Securing Behavior-based Opinion Spam Detection

Reviews spams are prevalent in e-commerce to manipulate product ranking and customers decisions maliciously. While spams generated based on simple spamming strategy can be detected effectively, hardened spammers can evade regular detectors via more advanced spamming strategies. Previous work gave more attention to evasion against text and graph-based detectors, but evasions against behavior-based detectors are largely ignored, leading to vulnerabilities in spam detection systems. Since real evasion data are scarce, we first propose EMERAL (Evasion via Maximum Entropy and Rating sAmpLing) to generate evasive spams to certain existing detectors. EMERAL can simulate spammers with different goals and levels of knowledge about the detectors, targeting at different stages of the life cycle of target products. We show that in the evasion-defense dynamic, only a few evasion types are meaningful to the spammers, and any spammer will not be able to evade too many detection signals at the same time.
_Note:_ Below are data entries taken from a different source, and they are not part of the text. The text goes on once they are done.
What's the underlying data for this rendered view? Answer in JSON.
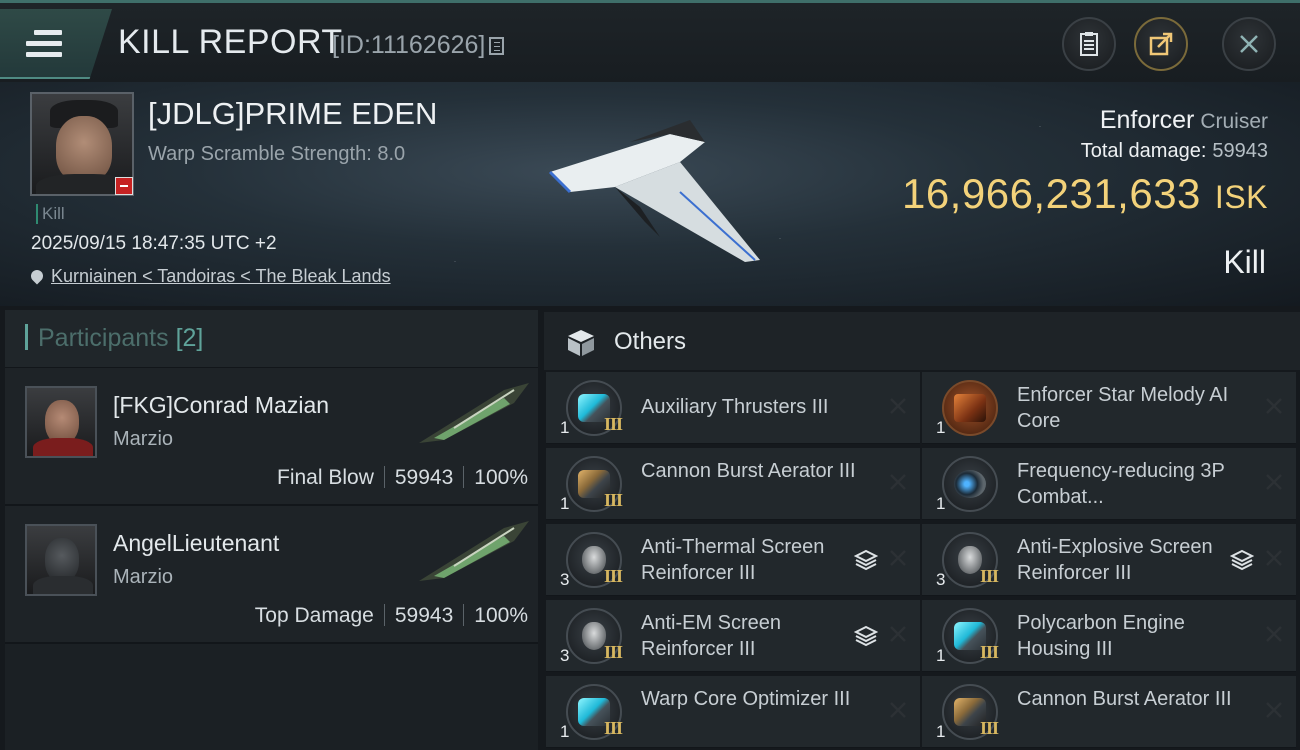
{
  "header": {
    "title": "KILL REPORT",
    "report_id": "[ID:11162626]"
  },
  "victim": {
    "name": "[JDLG]PRIME EDEN",
    "warp_scramble": "Warp Scramble Strength: 8.0",
    "tag": "Kill",
    "datetime": "2025/09/15 18:47:35 UTC +2",
    "location": "Kurniainen < Tandoiras < The Bleak Lands",
    "ship": "Enforcer",
    "ship_class": "Cruiser",
    "total_damage_label": "Total damage:",
    "total_damage": "59943",
    "isk_value": "16,966,231,633",
    "isk_unit": "ISK",
    "result": "Kill"
  },
  "participants": {
    "label": "Participants",
    "count": "[2]",
    "list": [
      {
        "name": "[FKG]Conrad Mazian",
        "corp": "Marzio",
        "role": "Final Blow",
        "damage": "59943",
        "percent": "100%"
      },
      {
        "name": "AngelLieutenant",
        "corp": "Marzio",
        "role": "Top Damage",
        "damage": "59943",
        "percent": "100%"
      }
    ]
  },
  "others": {
    "title": "Others",
    "items": [
      {
        "name": "Auxiliary Thrusters III",
        "qty": "1",
        "tier": "III",
        "icon": "thruster-icon",
        "stack": false
      },
      {
        "name": "Enforcer Star Melody AI Core",
        "qty": "1",
        "tier": "",
        "icon": "ai-core-icon",
        "stack": false
      },
      {
        "name": "Cannon Burst Aerator III",
        "qty": "1",
        "tier": "III",
        "icon": "cannon-icon",
        "stack": false
      },
      {
        "name": "Frequency-reducing 3P Combat...",
        "qty": "1",
        "tier": "",
        "icon": "frequency-module-icon",
        "stack": false
      },
      {
        "name": "Anti-Thermal Screen Reinforcer III",
        "qty": "3",
        "tier": "III",
        "icon": "shield-icon",
        "stack": true
      },
      {
        "name": "Anti-Explosive Screen Reinforcer III",
        "qty": "3",
        "tier": "III",
        "icon": "shield-icon",
        "stack": true
      },
      {
        "name": "Anti-EM Screen Reinforcer III",
        "qty": "3",
        "tier": "III",
        "icon": "shield-icon",
        "stack": true
      },
      {
        "name": "Polycarbon Engine Housing III",
        "qty": "1",
        "tier": "III",
        "icon": "thruster-icon",
        "stack": false
      },
      {
        "name": "Warp Core Optimizer III",
        "qty": "1",
        "tier": "III",
        "icon": "thruster-icon",
        "stack": false
      },
      {
        "name": "Cannon Burst Aerator III",
        "qty": "1",
        "tier": "III",
        "icon": "cannon-icon",
        "stack": false
      }
    ]
  }
}
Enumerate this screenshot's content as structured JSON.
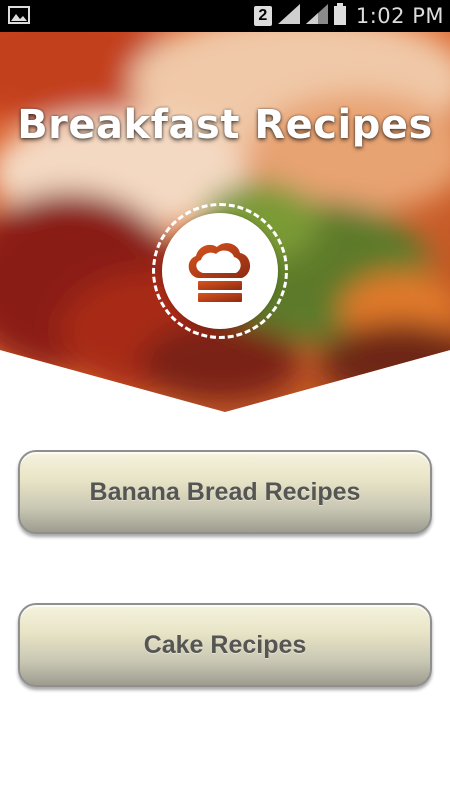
{
  "status_bar": {
    "sim_slot": "2",
    "time": "1:02 PM",
    "icons": [
      "gallery-notification-icon",
      "sim-badge",
      "signal-icon",
      "signal-icon-secondary",
      "battery-icon"
    ]
  },
  "header": {
    "title": "Breakfast Recipes",
    "logo_icon": "chef-hat-icon"
  },
  "menu": {
    "items": [
      {
        "label": "Banana Bread Recipes"
      },
      {
        "label": "Cake Recipes"
      }
    ]
  },
  "colors": {
    "button_top": "#f6f3df",
    "button_bottom": "#9d9c8f",
    "button_text": "#555553",
    "logo_accent": "#c24a1c"
  }
}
We reveal that some evasions are quite insidious and can fail all detection signals. We then propose DETER (Defense via Evasion generaTion using EmeRal), based on model re-training on diverse evasive samples generated by EMERAL. Experiments confirm that DETER is more accurate in detecting both suspicious time window and individual spamming reviews. In terms of security, DETER is versatile enough to be vaccinated against diverse and unexpected evasions, is agnostic about evasion strategy and can be released without privacy concern.